Раздевшись по пояс, я закурил и начал осматриваться. Прямо передо мной развалился «Универсам» — маленький небоскреб на очень высоком фундаменте. Он прилег, свернувшись калачиком. Наверное, ему, как и мне, ужасно надоело стоять.
Интересно, есть ли там холодное пиво, и с чем здесь вообще «борются» — с пьянством или с указом про оное? Судя по лицам целеустремленных прохожих, «горилка» поблизости где-то была, но ее продавали совсем в другой стороне. Оттуда, как раз, тяжело выгребал инвалид в облупившейся черной коляске, чем-то похожей на вечный двигатель.
Инвалид солнечно жмурился, передвигаясь прогулочным «ехом»: то, на ходу, откидывался на спинку сидения, то ронял на широкую грудь густую шапку волос. Притаренная в ногах бутылка «Портвейна» играла на солнце ликующим бликом. Был он, как истый хохол, кареглаз и носат, на вид лет восемнадцати, максимум — двадцати, если не меньше. Год-два долой, страдание старит... совсем молодой пацан! Все это я «срисовал» чисто автоматически.
Коляска уже миновала скамейку, на которой я пребывал в тоскливой нирване. Но, видимо, мой изучающий взгляд задержался на ней несколько лишних мгновений. Парень вдруг изогнулся, дернул плечом, как после удара булыжником в спину и бросил «в обратку» яростный, режущий взгляд откуда-то из-под мышки: мол, не замай!
Только я успел перестроиться, и мощный эмоциональный разряд попал «в молоко»: наткнулся на равнодушие и сонное созерцание.
Инвалид секунду помедлил.
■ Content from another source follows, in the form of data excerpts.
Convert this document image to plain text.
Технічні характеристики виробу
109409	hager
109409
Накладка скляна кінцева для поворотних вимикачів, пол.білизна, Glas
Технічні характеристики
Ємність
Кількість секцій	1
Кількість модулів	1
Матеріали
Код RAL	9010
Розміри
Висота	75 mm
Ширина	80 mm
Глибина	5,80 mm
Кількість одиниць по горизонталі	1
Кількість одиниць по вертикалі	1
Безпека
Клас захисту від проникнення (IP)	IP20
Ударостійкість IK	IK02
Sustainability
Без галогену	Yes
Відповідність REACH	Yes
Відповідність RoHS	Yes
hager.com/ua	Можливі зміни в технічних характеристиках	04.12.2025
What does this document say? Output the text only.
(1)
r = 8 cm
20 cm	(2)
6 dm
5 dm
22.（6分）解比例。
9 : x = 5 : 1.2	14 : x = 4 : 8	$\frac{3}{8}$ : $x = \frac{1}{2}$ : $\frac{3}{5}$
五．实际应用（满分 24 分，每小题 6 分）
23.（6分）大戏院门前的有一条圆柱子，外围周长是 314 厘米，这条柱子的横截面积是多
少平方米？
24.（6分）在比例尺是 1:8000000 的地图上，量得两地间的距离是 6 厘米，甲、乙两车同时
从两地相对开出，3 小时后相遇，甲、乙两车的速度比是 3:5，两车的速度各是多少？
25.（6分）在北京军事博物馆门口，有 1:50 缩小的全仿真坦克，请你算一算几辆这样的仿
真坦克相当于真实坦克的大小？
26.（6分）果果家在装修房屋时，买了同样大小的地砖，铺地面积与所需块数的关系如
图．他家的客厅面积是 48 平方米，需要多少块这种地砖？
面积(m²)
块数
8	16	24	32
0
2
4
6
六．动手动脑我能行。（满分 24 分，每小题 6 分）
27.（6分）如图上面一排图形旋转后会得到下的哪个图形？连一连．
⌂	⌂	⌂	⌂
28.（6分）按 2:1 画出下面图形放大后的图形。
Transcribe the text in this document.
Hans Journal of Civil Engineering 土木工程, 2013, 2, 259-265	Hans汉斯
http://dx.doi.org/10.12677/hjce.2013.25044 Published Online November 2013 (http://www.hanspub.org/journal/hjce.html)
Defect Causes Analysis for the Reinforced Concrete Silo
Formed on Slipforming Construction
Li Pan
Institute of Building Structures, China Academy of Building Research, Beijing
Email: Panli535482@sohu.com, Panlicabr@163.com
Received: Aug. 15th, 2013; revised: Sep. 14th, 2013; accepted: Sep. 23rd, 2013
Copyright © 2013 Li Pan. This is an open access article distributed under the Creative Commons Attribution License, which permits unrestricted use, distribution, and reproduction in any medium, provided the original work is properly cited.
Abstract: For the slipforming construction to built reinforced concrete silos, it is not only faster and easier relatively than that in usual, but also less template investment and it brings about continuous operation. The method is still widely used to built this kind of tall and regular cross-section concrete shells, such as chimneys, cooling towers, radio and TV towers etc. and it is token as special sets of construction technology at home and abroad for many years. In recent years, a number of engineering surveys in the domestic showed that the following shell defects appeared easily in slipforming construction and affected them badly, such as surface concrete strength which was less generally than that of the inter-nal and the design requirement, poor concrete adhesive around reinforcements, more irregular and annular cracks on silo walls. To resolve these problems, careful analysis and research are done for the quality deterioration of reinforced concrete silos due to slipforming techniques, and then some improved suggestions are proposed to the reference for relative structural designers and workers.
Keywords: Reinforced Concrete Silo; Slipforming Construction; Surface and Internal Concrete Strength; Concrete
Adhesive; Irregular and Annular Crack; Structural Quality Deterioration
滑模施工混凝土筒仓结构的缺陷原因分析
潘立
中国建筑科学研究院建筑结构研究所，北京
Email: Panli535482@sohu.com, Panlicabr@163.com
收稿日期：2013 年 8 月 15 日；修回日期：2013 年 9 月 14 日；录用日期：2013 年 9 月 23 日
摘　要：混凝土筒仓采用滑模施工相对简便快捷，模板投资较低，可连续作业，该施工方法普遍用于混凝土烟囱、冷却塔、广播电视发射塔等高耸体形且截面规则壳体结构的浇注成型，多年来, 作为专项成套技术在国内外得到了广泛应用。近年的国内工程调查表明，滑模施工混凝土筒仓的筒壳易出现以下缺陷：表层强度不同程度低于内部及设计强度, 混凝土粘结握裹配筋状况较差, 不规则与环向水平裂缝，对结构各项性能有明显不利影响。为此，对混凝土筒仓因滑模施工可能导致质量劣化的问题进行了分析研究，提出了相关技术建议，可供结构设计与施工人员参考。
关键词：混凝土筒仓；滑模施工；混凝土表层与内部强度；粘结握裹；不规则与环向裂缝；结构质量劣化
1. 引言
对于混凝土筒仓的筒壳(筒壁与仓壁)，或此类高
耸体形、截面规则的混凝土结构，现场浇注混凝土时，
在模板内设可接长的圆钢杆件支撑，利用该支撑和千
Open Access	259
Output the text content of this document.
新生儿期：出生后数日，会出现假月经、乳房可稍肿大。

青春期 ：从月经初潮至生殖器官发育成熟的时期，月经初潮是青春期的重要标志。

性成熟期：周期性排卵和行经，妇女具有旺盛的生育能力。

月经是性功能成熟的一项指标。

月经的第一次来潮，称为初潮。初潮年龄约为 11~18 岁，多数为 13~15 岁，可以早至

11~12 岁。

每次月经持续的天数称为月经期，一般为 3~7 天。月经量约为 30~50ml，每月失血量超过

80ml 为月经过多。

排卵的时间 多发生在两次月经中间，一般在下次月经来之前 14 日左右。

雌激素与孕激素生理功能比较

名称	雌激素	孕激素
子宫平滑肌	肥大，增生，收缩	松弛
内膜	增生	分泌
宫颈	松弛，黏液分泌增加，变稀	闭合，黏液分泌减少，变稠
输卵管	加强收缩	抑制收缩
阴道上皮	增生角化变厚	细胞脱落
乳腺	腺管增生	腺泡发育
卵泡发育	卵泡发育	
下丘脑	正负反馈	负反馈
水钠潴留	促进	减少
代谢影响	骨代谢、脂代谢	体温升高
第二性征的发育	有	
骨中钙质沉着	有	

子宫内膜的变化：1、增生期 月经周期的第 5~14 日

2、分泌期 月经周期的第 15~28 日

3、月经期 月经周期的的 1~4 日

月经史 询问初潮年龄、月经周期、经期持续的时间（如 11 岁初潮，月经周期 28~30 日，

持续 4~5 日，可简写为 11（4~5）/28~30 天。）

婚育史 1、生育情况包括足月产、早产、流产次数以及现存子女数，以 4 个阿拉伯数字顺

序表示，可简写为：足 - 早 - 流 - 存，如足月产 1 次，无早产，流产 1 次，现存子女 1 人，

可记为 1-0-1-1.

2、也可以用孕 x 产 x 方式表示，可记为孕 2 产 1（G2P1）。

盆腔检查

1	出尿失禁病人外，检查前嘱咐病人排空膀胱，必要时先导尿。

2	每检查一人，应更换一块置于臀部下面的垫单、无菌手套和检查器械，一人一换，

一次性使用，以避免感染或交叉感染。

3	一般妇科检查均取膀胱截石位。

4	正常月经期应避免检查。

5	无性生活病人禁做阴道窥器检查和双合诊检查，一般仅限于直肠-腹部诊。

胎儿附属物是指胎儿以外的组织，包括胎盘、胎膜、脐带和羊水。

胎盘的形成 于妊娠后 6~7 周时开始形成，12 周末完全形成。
Потом, наконец, что-то решил. Коляска развернулась на месте и подъехала вплотную ко мне.
— Курыть нэма? — спросил он ломающимся баском. На слове «нэма» дал петуха и закашлялся.
Я протянул ему порядком осиротевшую пачку.
— Ого, «Ватра»! А шо цэ за сигарэты такие? — парень признал во мне пришлого и «размовлял» в понятной для москаля, форме.
— Сигареты как сигареты. В Мурманске на каждом углу продают, — не слишком охотно, выдавил я.
— Во! А я ж все гадаю, кого же ловчее спросить: Мурманск — то Север, чи Заполярье?
Хороший вопрос. Знать бы еще, в каком, примерно, объеме на него отвечать.
— Ты что, в школу никогда не ходил?
— Когда-то ходыв, — инвалид обозначил шутливый, церемонный поклон, — а як обезножив, пенсию мне назначилы. А де же ты, дядечку, бачив, шоб пенсионеры в школу ходылы?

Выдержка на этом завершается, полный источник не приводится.